Unlocking Learning Dreams in Deprived Loyalist communities

Dr Jerry Stein, an American academic with an innovative and successful approach to educational attainment in deprived communities visited Northern Ireland last week as a guest of Public Achievement, Community Relations Council and Upper North Belfast Community Empowerment Partnership and he is hoping to develop a pilot in deprived loyalist communities in North Belfast.In his talk at the CRC offices he emphasised that a culture of learning is the key. Schools impact upon those with a desire to learn and this is why various school reforms have delivered little turnaround in many needy communities. To use a sweeping generalisation, if a person arrives at a school wanting to learn any school will succeed if a person doesn’t no school will succeed.
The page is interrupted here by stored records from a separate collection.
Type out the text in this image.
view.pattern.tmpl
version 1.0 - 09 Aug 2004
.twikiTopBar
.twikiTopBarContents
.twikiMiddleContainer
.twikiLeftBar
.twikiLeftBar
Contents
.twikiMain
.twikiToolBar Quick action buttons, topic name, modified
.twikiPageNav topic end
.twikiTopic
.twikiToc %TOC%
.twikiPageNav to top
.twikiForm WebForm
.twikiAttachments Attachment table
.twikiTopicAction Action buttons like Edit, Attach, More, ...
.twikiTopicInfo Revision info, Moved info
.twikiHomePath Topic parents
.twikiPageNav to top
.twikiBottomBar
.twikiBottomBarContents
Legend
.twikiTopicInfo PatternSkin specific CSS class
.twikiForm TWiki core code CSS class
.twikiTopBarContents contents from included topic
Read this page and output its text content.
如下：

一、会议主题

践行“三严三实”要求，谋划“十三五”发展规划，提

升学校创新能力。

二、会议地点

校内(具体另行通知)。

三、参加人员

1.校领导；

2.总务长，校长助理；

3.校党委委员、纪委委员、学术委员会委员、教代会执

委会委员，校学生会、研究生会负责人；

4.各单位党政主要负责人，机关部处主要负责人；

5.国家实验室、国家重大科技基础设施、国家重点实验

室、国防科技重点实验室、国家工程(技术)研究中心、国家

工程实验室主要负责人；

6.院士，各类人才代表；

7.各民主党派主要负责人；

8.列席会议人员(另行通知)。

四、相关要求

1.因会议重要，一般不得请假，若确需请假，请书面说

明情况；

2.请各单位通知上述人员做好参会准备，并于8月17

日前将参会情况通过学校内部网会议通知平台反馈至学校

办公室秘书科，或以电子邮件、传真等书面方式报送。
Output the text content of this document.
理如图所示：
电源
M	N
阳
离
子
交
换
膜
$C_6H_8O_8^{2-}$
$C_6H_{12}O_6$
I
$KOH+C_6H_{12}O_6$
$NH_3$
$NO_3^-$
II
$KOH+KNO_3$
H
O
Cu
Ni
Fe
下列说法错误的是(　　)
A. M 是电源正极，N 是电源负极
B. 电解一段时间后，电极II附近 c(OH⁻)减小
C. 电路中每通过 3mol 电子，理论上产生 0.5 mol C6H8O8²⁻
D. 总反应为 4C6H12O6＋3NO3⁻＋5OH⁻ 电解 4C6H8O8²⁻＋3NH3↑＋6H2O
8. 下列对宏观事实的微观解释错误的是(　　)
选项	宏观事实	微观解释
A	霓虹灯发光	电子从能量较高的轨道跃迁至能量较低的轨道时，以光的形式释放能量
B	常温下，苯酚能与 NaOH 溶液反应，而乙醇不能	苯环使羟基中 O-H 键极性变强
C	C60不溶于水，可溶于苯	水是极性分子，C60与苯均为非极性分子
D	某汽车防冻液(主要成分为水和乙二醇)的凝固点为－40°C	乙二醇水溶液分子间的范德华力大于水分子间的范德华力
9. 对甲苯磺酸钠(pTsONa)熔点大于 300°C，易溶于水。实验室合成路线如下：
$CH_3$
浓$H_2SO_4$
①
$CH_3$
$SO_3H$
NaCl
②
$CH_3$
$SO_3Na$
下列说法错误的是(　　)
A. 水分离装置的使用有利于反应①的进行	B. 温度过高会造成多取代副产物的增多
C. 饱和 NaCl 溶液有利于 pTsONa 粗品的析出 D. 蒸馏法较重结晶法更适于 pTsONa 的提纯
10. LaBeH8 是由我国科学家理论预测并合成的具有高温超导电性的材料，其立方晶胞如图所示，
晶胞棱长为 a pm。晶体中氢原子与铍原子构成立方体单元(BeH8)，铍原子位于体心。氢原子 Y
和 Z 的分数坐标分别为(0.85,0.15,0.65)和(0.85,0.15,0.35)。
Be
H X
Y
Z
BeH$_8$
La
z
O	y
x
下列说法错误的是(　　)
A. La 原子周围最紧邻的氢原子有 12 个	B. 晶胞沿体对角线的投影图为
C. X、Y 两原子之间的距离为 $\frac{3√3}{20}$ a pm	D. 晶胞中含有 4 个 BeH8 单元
His programme, Neighbourhoods Educating Themselves, operates in the Prospect Park East River Road neighbourhood of Minneapolis. It began in 1994 following an asset-based approach (focusing on what the community has rather that focusing on need) and social capital (the construction, repair, development of linkages and networks between individuals, groups and communities). The techniques followed were personal introductions from neighbours or friends (no referrals from public agencies), asking a parent what their “learning dream” is and helping them achieve it followed by a parent and child choosing and achieving a common “learning dream”. It only delivered its own classes as a last resort as it believed establishing new linkages was a key aspect.

It seems to have developed a culture of learning and local school outcomes are mighty impressive too. The work contributed to the re-establishment of a school in the area and this school boasts 100% parental involvement, 0% truancy and good exam results. It has also made a range of life-long learning organisations more flexible and responsive in how they deliver in needy communities.

Jerry Stein did not touch on it directly but his argument that school reforms have limited impact is interesting. Are the 11 plus reforms going to deliver the change some expect of it? Is it legitimate concern focused on the wrong issue? Is how much school reforms can actually deliver being overestimated?

Beyond education should our community sector take a hard look at whether the needs-based approach is delivering change?